Covid-19 will not become endemic
According to Raina MacIntyre, on the World Health Organisation’s technical advisory group on Covid-19 vaccine composition, Covid-19 ‘will never be endemic because it is an epidemic disease and always will be. The key difference is spread. As an epidemic disease, SARS-CoV-2 will always find the unvaccinated, undervaccinated or people with waning immunity and spread rapidly in those groups. Typically, true epidemic infections are spread from person to person, the worst being airborne transmission, and display a waxing and waning pattern such as we have already seen with multiple waves of SARS-CoV-2. Cases rise rapidly over days or weeks, as we have seen with Alpha, Delta and Omicron. No truly endemic disease – malaria, for example – does this.’ She warns that scrapping testing and tracing, ‘pillars of epidemic control …[puts us] on a runaway train coming off the rails. Testing allows us to find infected people and isolate them so they do not infect others’ (‘A pandemic of denial’, The Saturday Paper, 15 January 2022).

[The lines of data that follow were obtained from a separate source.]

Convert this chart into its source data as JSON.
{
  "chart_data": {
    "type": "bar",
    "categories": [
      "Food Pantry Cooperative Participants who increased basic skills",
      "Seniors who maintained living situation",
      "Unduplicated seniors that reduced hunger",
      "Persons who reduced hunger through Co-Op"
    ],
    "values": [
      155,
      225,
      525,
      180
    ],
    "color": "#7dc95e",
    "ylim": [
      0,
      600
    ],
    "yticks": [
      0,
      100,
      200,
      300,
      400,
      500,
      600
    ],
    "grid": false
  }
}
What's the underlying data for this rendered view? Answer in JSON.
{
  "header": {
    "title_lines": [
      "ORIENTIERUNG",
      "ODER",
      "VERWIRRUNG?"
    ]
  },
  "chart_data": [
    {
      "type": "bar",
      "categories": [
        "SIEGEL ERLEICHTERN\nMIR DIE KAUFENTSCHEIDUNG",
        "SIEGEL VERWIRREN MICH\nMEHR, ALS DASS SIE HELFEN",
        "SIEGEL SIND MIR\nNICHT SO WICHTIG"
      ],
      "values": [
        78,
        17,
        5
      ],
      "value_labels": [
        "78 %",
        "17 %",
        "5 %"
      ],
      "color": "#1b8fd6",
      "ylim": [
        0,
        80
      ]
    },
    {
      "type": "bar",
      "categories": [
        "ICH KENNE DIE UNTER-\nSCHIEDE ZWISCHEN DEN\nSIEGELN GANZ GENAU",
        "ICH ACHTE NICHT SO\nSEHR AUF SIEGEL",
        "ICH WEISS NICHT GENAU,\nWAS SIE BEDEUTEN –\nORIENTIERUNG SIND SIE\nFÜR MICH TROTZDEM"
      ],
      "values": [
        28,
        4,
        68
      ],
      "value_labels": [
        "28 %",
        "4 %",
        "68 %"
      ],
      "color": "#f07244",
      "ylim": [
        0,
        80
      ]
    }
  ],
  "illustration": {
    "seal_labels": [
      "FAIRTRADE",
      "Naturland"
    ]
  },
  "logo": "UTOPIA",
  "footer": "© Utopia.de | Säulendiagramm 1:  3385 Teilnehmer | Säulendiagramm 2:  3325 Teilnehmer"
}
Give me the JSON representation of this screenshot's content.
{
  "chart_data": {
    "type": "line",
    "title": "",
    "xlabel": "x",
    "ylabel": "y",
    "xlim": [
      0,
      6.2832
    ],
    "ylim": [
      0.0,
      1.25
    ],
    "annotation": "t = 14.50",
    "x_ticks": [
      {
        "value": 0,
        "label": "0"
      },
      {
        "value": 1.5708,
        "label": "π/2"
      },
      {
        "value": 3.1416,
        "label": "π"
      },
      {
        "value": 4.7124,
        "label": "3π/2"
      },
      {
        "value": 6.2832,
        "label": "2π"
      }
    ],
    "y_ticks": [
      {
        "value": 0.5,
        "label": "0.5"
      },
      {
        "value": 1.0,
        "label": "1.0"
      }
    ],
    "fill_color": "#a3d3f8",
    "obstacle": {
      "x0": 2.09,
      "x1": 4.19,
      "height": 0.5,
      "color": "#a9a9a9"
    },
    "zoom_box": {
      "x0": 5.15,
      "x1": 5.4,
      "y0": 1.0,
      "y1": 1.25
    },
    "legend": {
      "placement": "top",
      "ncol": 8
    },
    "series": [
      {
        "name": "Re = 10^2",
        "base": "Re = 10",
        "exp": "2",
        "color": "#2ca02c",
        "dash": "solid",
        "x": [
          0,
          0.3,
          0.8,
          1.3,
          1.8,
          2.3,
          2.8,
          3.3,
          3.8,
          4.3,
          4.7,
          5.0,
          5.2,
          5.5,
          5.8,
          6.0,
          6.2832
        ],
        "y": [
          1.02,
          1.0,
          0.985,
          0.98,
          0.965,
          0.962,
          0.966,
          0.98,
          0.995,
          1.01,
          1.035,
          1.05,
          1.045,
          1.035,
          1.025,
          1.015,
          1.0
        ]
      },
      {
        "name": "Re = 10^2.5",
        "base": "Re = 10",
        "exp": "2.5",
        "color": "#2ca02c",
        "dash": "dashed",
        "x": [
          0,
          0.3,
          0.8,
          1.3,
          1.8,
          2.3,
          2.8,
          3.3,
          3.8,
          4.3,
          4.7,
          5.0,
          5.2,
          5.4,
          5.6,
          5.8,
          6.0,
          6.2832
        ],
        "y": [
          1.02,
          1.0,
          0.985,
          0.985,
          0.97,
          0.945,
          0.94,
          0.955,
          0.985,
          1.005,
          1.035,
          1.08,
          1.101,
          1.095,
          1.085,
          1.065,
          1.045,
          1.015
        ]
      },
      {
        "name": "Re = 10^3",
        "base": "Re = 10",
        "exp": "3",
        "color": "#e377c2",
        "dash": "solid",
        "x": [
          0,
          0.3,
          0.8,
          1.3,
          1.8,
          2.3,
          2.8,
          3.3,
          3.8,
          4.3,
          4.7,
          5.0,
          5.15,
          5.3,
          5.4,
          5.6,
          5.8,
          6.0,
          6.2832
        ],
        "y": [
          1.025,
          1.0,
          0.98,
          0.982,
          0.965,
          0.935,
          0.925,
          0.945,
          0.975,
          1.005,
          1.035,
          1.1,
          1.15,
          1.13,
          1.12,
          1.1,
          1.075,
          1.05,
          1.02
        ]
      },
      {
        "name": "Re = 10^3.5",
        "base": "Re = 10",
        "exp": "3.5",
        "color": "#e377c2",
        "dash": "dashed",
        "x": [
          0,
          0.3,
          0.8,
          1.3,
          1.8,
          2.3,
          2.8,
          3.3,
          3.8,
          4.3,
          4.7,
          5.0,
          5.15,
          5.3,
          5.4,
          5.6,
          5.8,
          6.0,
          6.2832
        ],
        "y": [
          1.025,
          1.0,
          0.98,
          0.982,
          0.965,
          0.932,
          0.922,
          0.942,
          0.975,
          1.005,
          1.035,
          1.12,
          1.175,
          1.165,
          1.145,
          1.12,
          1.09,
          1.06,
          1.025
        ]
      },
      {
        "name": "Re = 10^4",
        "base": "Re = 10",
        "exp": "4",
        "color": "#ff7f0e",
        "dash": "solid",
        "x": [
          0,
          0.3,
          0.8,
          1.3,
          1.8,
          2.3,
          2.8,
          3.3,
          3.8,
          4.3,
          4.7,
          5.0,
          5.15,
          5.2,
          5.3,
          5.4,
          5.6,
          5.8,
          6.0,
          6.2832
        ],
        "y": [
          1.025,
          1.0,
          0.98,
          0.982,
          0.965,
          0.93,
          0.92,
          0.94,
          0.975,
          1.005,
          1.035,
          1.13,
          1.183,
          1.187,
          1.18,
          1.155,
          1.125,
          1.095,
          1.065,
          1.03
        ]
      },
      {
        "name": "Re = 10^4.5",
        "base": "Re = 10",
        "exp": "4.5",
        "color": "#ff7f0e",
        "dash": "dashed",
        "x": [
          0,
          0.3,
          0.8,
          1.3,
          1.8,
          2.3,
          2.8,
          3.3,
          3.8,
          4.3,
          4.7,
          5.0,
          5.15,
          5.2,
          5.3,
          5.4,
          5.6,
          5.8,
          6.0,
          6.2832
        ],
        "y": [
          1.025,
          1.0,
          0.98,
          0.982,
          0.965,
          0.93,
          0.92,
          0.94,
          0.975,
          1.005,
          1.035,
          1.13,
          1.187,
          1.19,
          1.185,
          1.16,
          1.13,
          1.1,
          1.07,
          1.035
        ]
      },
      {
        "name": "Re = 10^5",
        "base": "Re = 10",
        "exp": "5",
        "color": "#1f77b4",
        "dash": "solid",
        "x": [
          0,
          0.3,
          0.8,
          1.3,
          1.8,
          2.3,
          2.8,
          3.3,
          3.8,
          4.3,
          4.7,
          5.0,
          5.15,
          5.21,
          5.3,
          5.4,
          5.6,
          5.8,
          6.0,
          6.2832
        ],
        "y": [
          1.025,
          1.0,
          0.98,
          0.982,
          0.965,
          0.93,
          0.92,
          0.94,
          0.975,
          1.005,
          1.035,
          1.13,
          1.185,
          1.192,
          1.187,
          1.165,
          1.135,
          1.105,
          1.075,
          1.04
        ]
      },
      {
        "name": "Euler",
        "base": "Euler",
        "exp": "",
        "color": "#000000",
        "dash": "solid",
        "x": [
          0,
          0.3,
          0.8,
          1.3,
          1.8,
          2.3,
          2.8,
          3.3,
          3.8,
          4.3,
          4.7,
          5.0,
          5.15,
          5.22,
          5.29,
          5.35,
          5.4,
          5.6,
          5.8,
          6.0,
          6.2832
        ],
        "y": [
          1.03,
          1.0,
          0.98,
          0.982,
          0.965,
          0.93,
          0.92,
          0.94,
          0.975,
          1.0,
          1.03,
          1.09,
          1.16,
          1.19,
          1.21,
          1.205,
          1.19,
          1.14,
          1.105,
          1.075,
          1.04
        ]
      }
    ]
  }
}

Throughout the pandemic the British government, with the active collusion of the Labour Party, has prioritised the economy at the expense of public health, and minimised the seriousness of the disease. Neither Labour nor the Tories have ever cared about the working class, ethnic minorities, poor or disabled people who daily expose themselves to a dangerous virus as they enter workplaces and public transport.